In this we see no invasion of constitutional immunity.
Compare In re Kollock, 165 U. S. 526;
St. Louis, I.M. & S. Ry. v. Taylor, 210 U.
S. 281;
Interstate Commerce Comm'n v. Goodrich
Transit Co., 224 U. S. 194. The
Fourteenth Amendment does not require that legal duties
Page 291 U. S. 304
shall be defined by any particular agency of the state
government.
Dreyer v. Illinois, 187 U. S.
71,
187 U. S. 83;
Soliah v. Heskin, 222 U. S. 522,
222 U. S. 524;
Keller v. Potomac Electric Power Co., 261 U.
S. 428,
261 U. S. 443;
O'Donoghue v. United States, 289 U.
S. 516,
289 U. S. 545;
cf. Pacific States Telephone & Telegraph Co. v.

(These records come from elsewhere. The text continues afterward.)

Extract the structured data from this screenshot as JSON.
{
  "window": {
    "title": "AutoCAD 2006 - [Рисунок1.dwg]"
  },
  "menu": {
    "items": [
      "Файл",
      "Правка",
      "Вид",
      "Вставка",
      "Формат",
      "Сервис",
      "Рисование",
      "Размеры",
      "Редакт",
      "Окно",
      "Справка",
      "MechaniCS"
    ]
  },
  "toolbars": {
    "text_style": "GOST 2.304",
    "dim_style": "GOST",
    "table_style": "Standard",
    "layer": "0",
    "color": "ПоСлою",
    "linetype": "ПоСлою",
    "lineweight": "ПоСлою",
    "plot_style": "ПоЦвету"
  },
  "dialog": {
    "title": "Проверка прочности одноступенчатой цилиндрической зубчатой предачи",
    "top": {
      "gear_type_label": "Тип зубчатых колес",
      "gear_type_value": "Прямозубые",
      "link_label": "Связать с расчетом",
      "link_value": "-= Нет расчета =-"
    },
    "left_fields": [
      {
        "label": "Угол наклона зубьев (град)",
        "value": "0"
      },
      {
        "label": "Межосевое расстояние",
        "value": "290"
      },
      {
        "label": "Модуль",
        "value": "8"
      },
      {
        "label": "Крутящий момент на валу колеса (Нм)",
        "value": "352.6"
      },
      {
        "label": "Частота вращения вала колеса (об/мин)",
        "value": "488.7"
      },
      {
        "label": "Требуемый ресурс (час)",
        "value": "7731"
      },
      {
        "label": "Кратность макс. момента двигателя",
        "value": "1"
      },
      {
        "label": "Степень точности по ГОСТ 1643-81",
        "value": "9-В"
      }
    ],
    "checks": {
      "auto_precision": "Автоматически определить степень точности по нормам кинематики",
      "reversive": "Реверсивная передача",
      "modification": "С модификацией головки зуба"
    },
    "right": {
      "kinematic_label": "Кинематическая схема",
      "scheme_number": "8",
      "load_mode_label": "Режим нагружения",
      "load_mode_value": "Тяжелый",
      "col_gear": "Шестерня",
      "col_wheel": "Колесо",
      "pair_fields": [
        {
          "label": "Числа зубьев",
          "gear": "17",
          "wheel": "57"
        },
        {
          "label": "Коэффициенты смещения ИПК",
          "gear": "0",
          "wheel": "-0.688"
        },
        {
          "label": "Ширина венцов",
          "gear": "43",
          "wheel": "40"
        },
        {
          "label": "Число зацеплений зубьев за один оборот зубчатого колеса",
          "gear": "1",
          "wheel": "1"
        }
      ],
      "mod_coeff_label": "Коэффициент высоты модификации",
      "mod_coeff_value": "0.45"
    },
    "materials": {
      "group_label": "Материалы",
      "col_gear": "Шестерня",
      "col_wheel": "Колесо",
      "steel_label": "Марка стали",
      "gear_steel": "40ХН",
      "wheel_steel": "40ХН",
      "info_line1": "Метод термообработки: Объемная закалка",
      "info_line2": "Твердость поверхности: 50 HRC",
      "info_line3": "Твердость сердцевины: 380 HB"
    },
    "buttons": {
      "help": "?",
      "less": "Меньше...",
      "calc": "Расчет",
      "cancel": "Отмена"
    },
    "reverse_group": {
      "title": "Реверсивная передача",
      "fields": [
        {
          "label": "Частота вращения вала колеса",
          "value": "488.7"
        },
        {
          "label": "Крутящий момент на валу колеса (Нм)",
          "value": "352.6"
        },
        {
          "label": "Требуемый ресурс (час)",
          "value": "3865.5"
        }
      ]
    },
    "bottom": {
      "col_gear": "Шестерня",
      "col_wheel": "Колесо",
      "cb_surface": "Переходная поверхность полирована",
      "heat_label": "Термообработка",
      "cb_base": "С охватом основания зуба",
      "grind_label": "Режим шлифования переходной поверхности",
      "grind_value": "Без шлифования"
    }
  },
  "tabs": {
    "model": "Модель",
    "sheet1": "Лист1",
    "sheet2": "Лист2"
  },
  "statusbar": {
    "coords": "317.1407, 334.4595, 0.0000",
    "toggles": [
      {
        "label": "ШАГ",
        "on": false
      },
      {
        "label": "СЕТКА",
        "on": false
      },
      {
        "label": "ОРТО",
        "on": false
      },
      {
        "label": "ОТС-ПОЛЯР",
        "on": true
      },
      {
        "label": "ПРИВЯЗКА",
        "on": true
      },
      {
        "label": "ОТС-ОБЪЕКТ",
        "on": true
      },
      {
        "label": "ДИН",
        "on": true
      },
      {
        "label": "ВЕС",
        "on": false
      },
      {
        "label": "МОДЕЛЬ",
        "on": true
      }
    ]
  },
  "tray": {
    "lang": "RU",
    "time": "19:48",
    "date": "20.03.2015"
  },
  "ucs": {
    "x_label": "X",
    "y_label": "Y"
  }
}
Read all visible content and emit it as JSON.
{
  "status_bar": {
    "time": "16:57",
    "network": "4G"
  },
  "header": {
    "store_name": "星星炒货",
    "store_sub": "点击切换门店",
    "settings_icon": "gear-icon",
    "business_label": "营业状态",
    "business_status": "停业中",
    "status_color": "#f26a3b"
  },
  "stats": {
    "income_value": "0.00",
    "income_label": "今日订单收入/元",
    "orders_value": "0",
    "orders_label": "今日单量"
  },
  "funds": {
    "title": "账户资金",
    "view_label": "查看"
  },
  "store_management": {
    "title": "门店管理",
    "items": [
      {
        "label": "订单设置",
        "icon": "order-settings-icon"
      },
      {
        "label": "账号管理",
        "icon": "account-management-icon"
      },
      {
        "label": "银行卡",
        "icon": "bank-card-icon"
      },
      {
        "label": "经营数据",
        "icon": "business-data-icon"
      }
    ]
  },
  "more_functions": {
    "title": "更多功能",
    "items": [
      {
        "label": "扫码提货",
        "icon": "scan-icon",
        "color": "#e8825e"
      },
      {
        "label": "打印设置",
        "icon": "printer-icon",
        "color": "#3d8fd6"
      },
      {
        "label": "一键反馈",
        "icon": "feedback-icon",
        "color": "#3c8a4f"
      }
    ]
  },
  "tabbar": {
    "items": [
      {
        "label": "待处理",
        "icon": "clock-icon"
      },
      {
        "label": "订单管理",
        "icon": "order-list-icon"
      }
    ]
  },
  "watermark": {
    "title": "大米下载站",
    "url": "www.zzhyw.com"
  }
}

Oregon, 223 U. S. 118. The
demands of due process are satisfied if reasonably clear definition
is afforded in time to give the taxpayer an opportunity to comply.
Connally v. General Construction Co., 269 U.
S. 385,
269 U. S. 391.
Before the duties of the administrative officer are performed, we
cannot say that the ordinance falls short of that requirement. At
this stage, appellant can show no more than apprehension that the
definition which the administrative officer will lay down may be
deficient. The Constitution cannot allay that fear.
Compare
Edelman v. Boeing Air Transport, Inc., 289 U.
S. 249,
289 U. S. 253.
The decision of the state court must be affirmed not because the
appellant has failed to exhaust its administrative remedies, which
would concern us only if the suit had been brought in a federal
court of equity, but because, without administrative action, which
has not occurred, there can be no infringement of the immunity
invoked.
Affirmed.
*
"Section 2. Definitions:"
"Gross Income: the value proceeding or accruing from the sale of
tangible property or service, and receipts (including all sums
earned or charged, whether received or not) by reason of the
investment of capital in the business engaged in, including
rentals, royalties, fees or other emoluments, however designated
(excluding receipts or proceeds from the use or sale of real
property or any interest therein, and proceeds from the sale of
notes, bonds, mortgages, or other evidences of indebtedness or
stocks and the like) and without any deduction on account of the
cost of the property sold, the cost of materials used, labor,
costs, interest or discount paid, or any expense whatsoever, and
without any deduction on account of losses."